Abmahnung

Abmahnung

Die ordnungsgemäße Abmahnung ist Vorraussetzung für eine Unterlassungsklage ( § 541 BGB), oder für eine fristlose Kündigung des Mietverhältnisses wegen Verletzung einer mietvertraglichen Pflicht (§ 543 Abs. III BGB). Die Abmahnung ist die formale Aufforderung einer Person an eine andere Person, ein bestimmtes Verhalten künftig zu unterlassen. Notwendiger Inhalt einer Abmahnung ist deshalb immer, dass das Verhalten welches vertragwidrig ist, genauestens beschrieben wird und mitgeteilt wird, welches Verhalten in Zukunft von dem Mieter oder Vermieter verlangt wird. Erst wenn eine solche konkrete Abmahnung erfolglos war, weil der Mieter das beanstandete Verhalten nicht ändert, sondern im Gegenteil, wieder gegen seine Pflichten verstößt, kann der Vermieter kündigen oder z.B. Unterlassungsklage erheben. Allerdings muss zwischen der Abmahnung und einer möglichen Kündigung ein angemessener Zeitraum verstrichen sein, in welchem dem Mieter die Möglichkeit eingeräumt worden ist, sein vertragswidriges Verhalten zu ändern.
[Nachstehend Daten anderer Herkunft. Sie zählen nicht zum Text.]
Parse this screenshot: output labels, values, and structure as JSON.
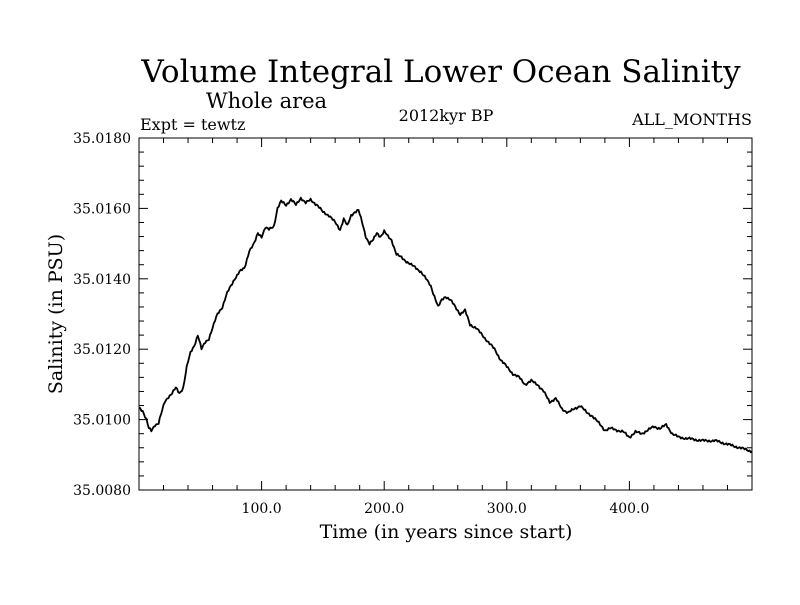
{
  "header": {
    "title": "Volume Integral Lower Ocean Salinity",
    "subtitle": "Whole area",
    "expt": "Expt = tewtz",
    "period": "2012kyr BP",
    "months": "ALL_MONTHS"
  },
  "chart_data": {
    "type": "line",
    "title": "Volume Integral Lower Ocean Salinity",
    "subtitle": "Whole area",
    "xlabel": "Time (in years since start)",
    "ylabel": "Salinity (in PSU)",
    "xlim": [
      0,
      500
    ],
    "ylim": [
      35.008,
      35.018
    ],
    "x_ticks": [
      100,
      200,
      300,
      400
    ],
    "x_tick_labels": [
      "100.0",
      "200.0",
      "300.0",
      "400.0"
    ],
    "y_ticks": [
      35.008,
      35.01,
      35.012,
      35.014,
      35.016,
      35.018
    ],
    "y_tick_labels": [
      "35.0080",
      "35.0100",
      "35.0120",
      "35.0140",
      "35.0160",
      "35.0180"
    ],
    "grid": false,
    "series": [
      {
        "name": "Salinity",
        "color": "#000000",
        "x": [
          0,
          3,
          6,
          8,
          10,
          13,
          16,
          18,
          21,
          24,
          27,
          30,
          33,
          36,
          39,
          42,
          45,
          48,
          51,
          54,
          57,
          60,
          64,
          68,
          72,
          75,
          78,
          82,
          86,
          90,
          94,
          97,
          100,
          103,
          106,
          110,
          113,
          116,
          120,
          124,
          128,
          132,
          136,
          140,
          145,
          150,
          155,
          160,
          164,
          167,
          170,
          173,
          176,
          179,
          182,
          185,
          188,
          191,
          194,
          197,
          200,
          203,
          206,
          210,
          214,
          218,
          222,
          226,
          230,
          234,
          238,
          241,
          244,
          247,
          250,
          254,
          258,
          262,
          266,
          270,
          275,
          280,
          285,
          290,
          295,
          300,
          305,
          310,
          315,
          320,
          325,
          330,
          335,
          340,
          345,
          350,
          355,
          360,
          365,
          370,
          375,
          380,
          385,
          390,
          395,
          400,
          405,
          410,
          415,
          420,
          425,
          430,
          435,
          440,
          450,
          460,
          470,
          480,
          490,
          500
        ],
        "values": [
          35.01035,
          35.01025,
          35.01,
          35.00975,
          35.00968,
          35.00985,
          35.0099,
          35.01015,
          35.0105,
          35.01065,
          35.01075,
          35.0109,
          35.01075,
          35.0109,
          35.0115,
          35.0119,
          35.0121,
          35.0124,
          35.012,
          35.0122,
          35.0123,
          35.0126,
          35.013,
          35.0132,
          35.0136,
          35.0138,
          35.014,
          35.0142,
          35.0143,
          35.0148,
          35.015,
          35.0153,
          35.0152,
          35.01545,
          35.0154,
          35.0155,
          35.016,
          35.0162,
          35.0161,
          35.01625,
          35.0161,
          35.0163,
          35.01615,
          35.01625,
          35.0161,
          35.0159,
          35.0158,
          35.0156,
          35.0154,
          35.0157,
          35.0155,
          35.0158,
          35.0159,
          35.01595,
          35.0156,
          35.0152,
          35.015,
          35.0151,
          35.0153,
          35.0152,
          35.01535,
          35.0152,
          35.0151,
          35.0147,
          35.0146,
          35.0145,
          35.0144,
          35.0143,
          35.0142,
          35.014,
          35.0138,
          35.0135,
          35.0132,
          35.0134,
          35.0135,
          35.0134,
          35.0132,
          35.013,
          35.0131,
          35.0127,
          35.0126,
          35.0124,
          35.0122,
          35.012,
          35.0117,
          35.0115,
          35.0113,
          35.0112,
          35.011,
          35.0111,
          35.011,
          35.0108,
          35.0105,
          35.0106,
          35.0103,
          35.0102,
          35.0103,
          35.0104,
          35.0102,
          35.0101,
          35.0099,
          35.0097,
          35.00975,
          35.0097,
          35.00965,
          35.0095,
          35.00965,
          35.0096,
          35.0097,
          35.0098,
          35.00975,
          35.00985,
          35.0096,
          35.0095,
          35.00945,
          35.0094,
          35.0094,
          35.0093,
          35.0092,
          35.0091
        ]
      }
    ]
  }
}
Eine Abmahnung kann allerdings auch durch den Mieter an den Vermieter ergehen, z.B. wenn der Vermieter einen mitvermieteten Raum im Keller dem Mieter immer noch nicht übergeben hat. Dann kann und muss der Mieter den Vermieter erst abmahnen und unter Fristsetzung auffordern, ihm diesen Raum zu übergeben, bevor er z.B. kündigen kann. Eine Abmahnung sollte zu Beweiszwecken immer schriftlich formuliert sein und der Zugang bei der anderen Vertragspartei sollte nachweisbar sein, z.B. aufgrund Übergabe durch einen Boten. Auch wenn z.B. Besucher des Mieters die Pflichtverletzung verursachen, z.B. Lärmstörungen, muss die Abmahnung an den Mieter ergehen. Sollte es sich um mehrere Mieter handeln, muss gegenüber jedem Mieter eine Abmahnung ausgesprochen werden. Spricht nicht der Vermieter selbst sondern ein Dritter die Abmahnung aus, so muss dieser Dritte eine Vollmacht des Vermieters vorlegen. Liegt eine solche Vollmacht der Abmahnung nicht bei, kann die Abmahnung wegen fehlender Vollmacht zurückgewiesen werden. Bei ordnungsgemäßer Zurückweisung der Abmahnung wegen fehlender Vollmacht wird die Abmahnung unwirksam und muss unter Vorlage einer Vollmacht wiederholt werden.